Data : 19 de outubro de 2010
Módulo : Normas e Legislação
Horário: 17h45 às 18h45 - sala : 2
Título: Solução Prodesp de Integração de Normas ISO 9001, 27001 e 20000 - Um caso inédito- nº P 12
Fábio Raymundo Neves Fernandes - Especialista de Informática - Prodesp

Currículo:
Formado em Administração de Empresas, Especialização em Segurança da Informação, 12 anos de experiência na Área, Coordenador de Continuidade de Negócios e Gestão de Riscos, Gestor da ISO 27001, responsável pelo CSIRT-Prodesp (Grupo de Resposta e Tratamento de Incidentes de SI) e Forense Digital, MCSO, Auditor Líder ISO 27001 e BS-25999, proferiu várias palestras no Brasil, na Europa e EUA.

Tópicos dos Assuntos abordados:
Integração de Normas ISO usando o padrão PAS 99;
Aplicação de Normas integradas ao Data Center Prodesp;
Racionalização de trabalhos através de procedimentos comuns;

Conteúdo:
O conhecimento que se desenvolve a partir de processos de serviço dentro da Prodesp tem sido marcado por um nível de inovação significativo.

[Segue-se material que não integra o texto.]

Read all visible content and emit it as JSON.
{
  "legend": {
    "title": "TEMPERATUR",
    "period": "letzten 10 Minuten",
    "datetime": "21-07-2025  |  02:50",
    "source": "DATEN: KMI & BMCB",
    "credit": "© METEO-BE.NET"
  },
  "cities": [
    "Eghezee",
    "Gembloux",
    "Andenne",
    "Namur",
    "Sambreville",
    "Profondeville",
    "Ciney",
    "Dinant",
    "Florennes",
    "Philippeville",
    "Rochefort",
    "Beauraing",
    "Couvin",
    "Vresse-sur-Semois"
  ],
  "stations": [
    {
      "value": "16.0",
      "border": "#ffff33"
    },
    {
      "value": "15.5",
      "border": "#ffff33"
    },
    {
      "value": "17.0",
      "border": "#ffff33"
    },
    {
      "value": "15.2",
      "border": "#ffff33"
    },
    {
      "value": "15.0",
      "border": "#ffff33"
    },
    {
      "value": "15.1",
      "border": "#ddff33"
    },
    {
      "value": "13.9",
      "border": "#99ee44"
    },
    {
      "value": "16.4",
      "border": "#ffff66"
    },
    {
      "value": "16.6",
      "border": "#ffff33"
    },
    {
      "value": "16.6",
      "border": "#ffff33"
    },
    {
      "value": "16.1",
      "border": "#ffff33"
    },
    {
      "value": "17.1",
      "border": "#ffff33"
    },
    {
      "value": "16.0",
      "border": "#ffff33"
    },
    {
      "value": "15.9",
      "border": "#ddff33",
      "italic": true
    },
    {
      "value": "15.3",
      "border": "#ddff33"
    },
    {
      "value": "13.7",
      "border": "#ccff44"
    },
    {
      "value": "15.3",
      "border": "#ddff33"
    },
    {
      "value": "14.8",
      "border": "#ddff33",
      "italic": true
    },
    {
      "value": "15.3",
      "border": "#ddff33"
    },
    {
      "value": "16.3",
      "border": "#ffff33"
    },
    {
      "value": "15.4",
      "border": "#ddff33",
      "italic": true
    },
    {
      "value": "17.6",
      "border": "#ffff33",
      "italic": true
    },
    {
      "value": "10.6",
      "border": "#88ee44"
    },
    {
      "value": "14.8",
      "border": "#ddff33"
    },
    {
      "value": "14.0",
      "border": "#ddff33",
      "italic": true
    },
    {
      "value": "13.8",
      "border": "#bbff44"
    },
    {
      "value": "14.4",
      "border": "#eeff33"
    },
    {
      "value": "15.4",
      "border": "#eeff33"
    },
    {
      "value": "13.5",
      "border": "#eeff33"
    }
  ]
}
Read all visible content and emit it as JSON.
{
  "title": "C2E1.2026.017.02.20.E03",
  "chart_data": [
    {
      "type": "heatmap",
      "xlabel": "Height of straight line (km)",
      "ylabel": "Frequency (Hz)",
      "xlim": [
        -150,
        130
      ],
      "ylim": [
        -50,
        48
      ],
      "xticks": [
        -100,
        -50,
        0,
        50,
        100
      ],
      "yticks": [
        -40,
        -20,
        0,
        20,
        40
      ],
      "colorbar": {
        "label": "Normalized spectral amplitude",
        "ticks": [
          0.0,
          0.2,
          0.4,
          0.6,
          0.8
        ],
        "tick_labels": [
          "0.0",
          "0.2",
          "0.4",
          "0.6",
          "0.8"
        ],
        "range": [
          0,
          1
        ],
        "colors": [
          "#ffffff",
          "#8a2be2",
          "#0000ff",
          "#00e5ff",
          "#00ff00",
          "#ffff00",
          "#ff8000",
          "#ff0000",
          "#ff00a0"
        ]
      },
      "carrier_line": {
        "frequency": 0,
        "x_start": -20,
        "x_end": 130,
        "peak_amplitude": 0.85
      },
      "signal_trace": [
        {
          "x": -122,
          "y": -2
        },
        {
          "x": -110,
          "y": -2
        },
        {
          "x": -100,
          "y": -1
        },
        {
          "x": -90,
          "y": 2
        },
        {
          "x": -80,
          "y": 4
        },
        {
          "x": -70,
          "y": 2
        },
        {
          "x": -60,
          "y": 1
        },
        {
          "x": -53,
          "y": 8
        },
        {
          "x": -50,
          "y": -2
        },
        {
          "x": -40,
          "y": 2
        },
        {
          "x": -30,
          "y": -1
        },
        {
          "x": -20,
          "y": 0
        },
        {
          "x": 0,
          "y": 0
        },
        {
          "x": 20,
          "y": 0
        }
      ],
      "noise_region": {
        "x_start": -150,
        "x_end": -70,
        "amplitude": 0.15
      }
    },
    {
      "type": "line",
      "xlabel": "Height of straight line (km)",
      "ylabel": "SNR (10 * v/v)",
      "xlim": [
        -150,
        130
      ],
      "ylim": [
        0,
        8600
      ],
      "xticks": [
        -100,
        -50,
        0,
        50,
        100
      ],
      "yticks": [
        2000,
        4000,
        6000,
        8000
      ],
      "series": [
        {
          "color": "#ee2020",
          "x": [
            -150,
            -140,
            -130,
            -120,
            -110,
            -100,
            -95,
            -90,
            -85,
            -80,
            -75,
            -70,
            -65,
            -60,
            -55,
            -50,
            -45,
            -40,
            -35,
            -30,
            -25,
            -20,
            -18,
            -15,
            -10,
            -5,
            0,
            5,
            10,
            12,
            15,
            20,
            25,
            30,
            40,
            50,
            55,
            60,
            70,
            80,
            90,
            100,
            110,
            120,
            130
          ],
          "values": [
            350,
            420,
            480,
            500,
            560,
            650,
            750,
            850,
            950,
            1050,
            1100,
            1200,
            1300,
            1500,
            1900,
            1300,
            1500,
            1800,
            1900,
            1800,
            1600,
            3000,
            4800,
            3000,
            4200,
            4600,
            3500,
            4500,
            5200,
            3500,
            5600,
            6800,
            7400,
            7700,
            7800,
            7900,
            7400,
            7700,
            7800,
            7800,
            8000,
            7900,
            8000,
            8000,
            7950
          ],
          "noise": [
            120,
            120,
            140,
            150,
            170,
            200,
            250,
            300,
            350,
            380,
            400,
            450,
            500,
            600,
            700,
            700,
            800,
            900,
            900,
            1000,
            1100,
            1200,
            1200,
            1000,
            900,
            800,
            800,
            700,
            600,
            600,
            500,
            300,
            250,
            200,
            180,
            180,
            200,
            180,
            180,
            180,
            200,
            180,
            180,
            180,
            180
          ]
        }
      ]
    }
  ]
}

Novos produtos foram desenvolvidos para atender a necessidades de usuários agregando valor ao produto fornecido e ao negócio do cliente.
Neste sentido, assume relevante importância a concretização e aplicabilidade do processo de integração de normas ISO relacionadas à Tecnologia da Informação na Prodesp, baseado na diretrizes da PAS 99: 2006 no que se definiu chamar de Sistema Integrado de Gestão de TI, que já foi auditado e aceito por entidades de certificação internacional e percebido como única no mundo.
A importância da criação de um Sistema Integrado de Gestão de TI se traduz nos seguintes objetivos:
1)Apresentar as atividades das Gerências da Diretoria de Produção e Serviços e demais Áreas ligadas à mesma;
2)Definir os Escopos dos Sistemas de Gestão da Qualidade, Segurança da Informação e de Serviços de TI congregados no Sistema Integrado de Gestão da TI;
3)Informar a Política Integrada da Qualidade, Segurança da Informação e Serviços de TI;
4)Apresentar os processos internos e a suas interações por Sistema de Gestão.
5)Esclarecer de que forma os requisitos das normas ISO 9001:2008, ISO 27001:2005 e ISO 20000:2005 se integram e são atendidos e referenciados no Publicly Available Specification - PAS 99 Sistemas Integrados de Gestão.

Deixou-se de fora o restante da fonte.